We can trust It’s a Wonderful Life because, like George Bailey on that snowbound bridge on the edge of Bedford Falls, it too plunges into the darkness. If it comes back to acceptance, it only does so having taken a full look at the worst.
For some though there is no worst that does not include the perception that there is no good to which we can return. That the film does deny. Even as it faces the dark, it asks of us a childlike simplicity; as Shakespeare does in his own ‘winter’s tale’, it invites us to ‘awake our faith’.
Every Christmas when the film shows again, once again despite themselves even hardened critics find themselves weeping. This movie makes us cry, and does so most notably not in those sober moments when George Bailey utterly despairs, but in that time when he returns to life and joy, clutching once again Zuzu’s fallen petals that he had pocketed away.

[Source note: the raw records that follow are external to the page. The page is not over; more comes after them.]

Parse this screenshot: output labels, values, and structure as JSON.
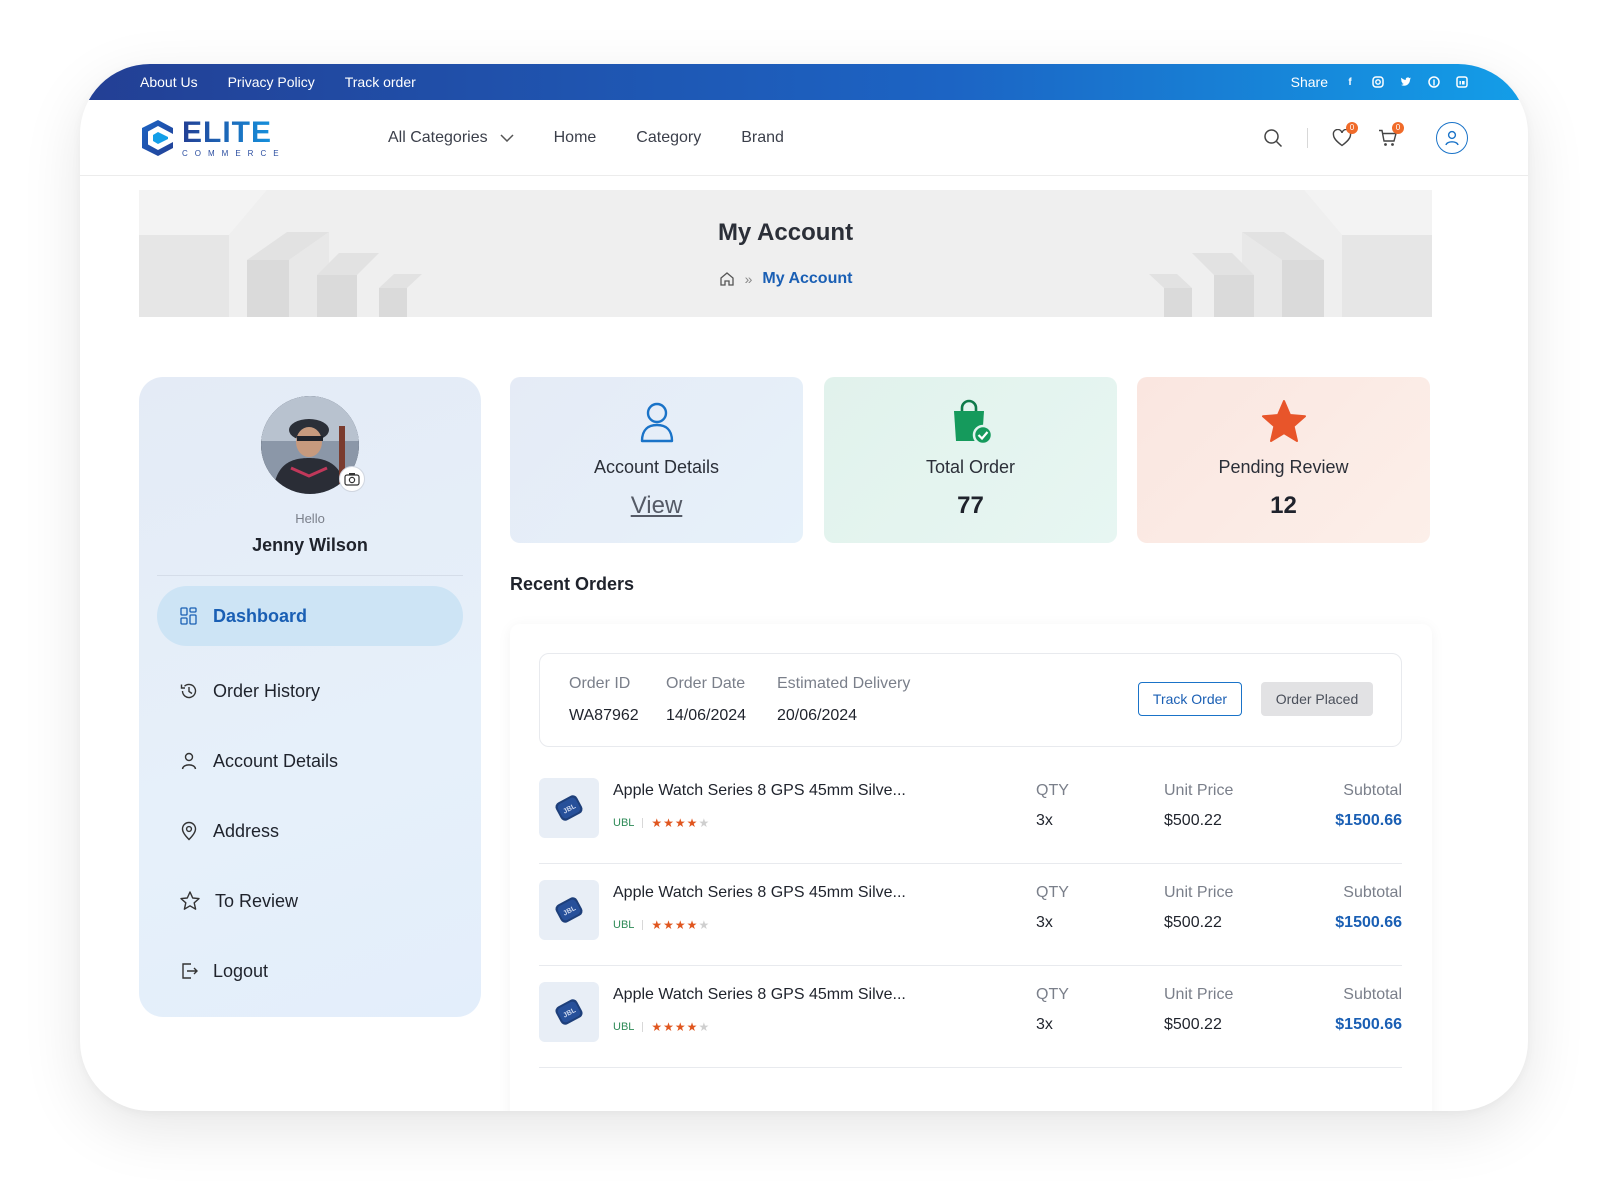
{
  "topbar": {
    "links": [
      "About Us",
      "Privacy Policy",
      "Track order"
    ],
    "share_label": "Share",
    "social_icons": [
      "facebook-icon",
      "instagram-icon",
      "twitter-icon",
      "pinterest-icon",
      "linkedin-icon"
    ]
  },
  "header": {
    "logo_main": "ELITE",
    "logo_sub": "COMMERCE",
    "nav": {
      "all_categories": "All Categories",
      "home": "Home",
      "category": "Category",
      "brand": "Brand"
    },
    "wishlist_count": "0",
    "cart_count": "0"
  },
  "hero": {
    "title": "My Account",
    "breadcrumb_current": "My Account"
  },
  "profile": {
    "greeting": "Hello",
    "name": "Jenny Wilson"
  },
  "menu": {
    "items": [
      {
        "label": "Dashboard",
        "icon": "dashboard-icon"
      },
      {
        "label": "Order History",
        "icon": "history-icon"
      },
      {
        "label": "Account Details",
        "icon": "user-icon"
      },
      {
        "label": "Address",
        "icon": "location-icon"
      },
      {
        "label": "To Review",
        "icon": "star-icon"
      },
      {
        "label": "Logout",
        "icon": "logout-icon"
      }
    ]
  },
  "cards": {
    "account": {
      "label": "Account Details",
      "value": "View"
    },
    "orders": {
      "label": "Total Order",
      "value": "77"
    },
    "review": {
      "label": "Pending Review",
      "value": "12"
    }
  },
  "recent": {
    "title": "Recent Orders",
    "order": {
      "id_label": "Order ID",
      "id": "WA87962",
      "date_label": "Order Date",
      "date": "14/06/2024",
      "delivery_label": "Estimated Delivery",
      "delivery": "20/06/2024",
      "track_button": "Track Order",
      "status": "Order Placed"
    },
    "items": [
      {
        "name": "Apple Watch Series 8 GPS 45mm Silve...",
        "brand": "UBL",
        "rating": 4,
        "qty_label": "QTY",
        "qty": "3x",
        "price_label": "Unit Price",
        "price": "$500.22",
        "subtotal_label": "Subtotal",
        "subtotal": "$1500.66"
      },
      {
        "name": "Apple Watch Series 8 GPS 45mm Silve...",
        "brand": "UBL",
        "rating": 4,
        "qty_label": "QTY",
        "qty": "3x",
        "price_label": "Unit Price",
        "price": "$500.22",
        "subtotal_label": "Subtotal",
        "subtotal": "$1500.66"
      },
      {
        "name": "Apple Watch Series 8 GPS 45mm Silve...",
        "brand": "UBL",
        "rating": 4,
        "qty_label": "QTY",
        "qty": "3x",
        "price_label": "Unit Price",
        "price": "$500.22",
        "subtotal_label": "Subtotal",
        "subtotal": "$1500.66"
      }
    ]
  },
  "colors": {
    "brand_blue": "#1a5fb4",
    "accent_orange": "#e0561f",
    "card_account_bg": "#e6eef8",
    "card_order_bg": "#e3f4ef",
    "card_review_bg": "#fbe9e4"
  }
}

When the film first came out, it was screened for inmates at San Quentin prison. They wrote to Capra – as other people would for years afterwards – telling him that the movie had shown them that their lives too possessed meaning and purpose. In one notable court judgement, an American judge sentenced an old man who had carried out a failed suicide-pact with his wife to watch It’s a Wonderful Life. There’s something whimsically laughable about that, and yet, after years of enjoying – and now writing about – this film, I understand what that judge meant. Just as George Bailey goes into the darkness and enters the nightmare of non-being, Capra’s film too makes that journey, but does so in order to lead us back to the everyday miracle of being here.
Michael Newton is Lecturer in English at Leiden University, Netherlands. He is the author of It’s a Wonderful Life (2023) in the BFI Film Classics series, as well as Kind Hearts and Coronets (2003) and Rosemary's Baby (2020). He has also written Savage Girls and Wild Boys: A History of Feral Children and Show People: A History of the Film Star.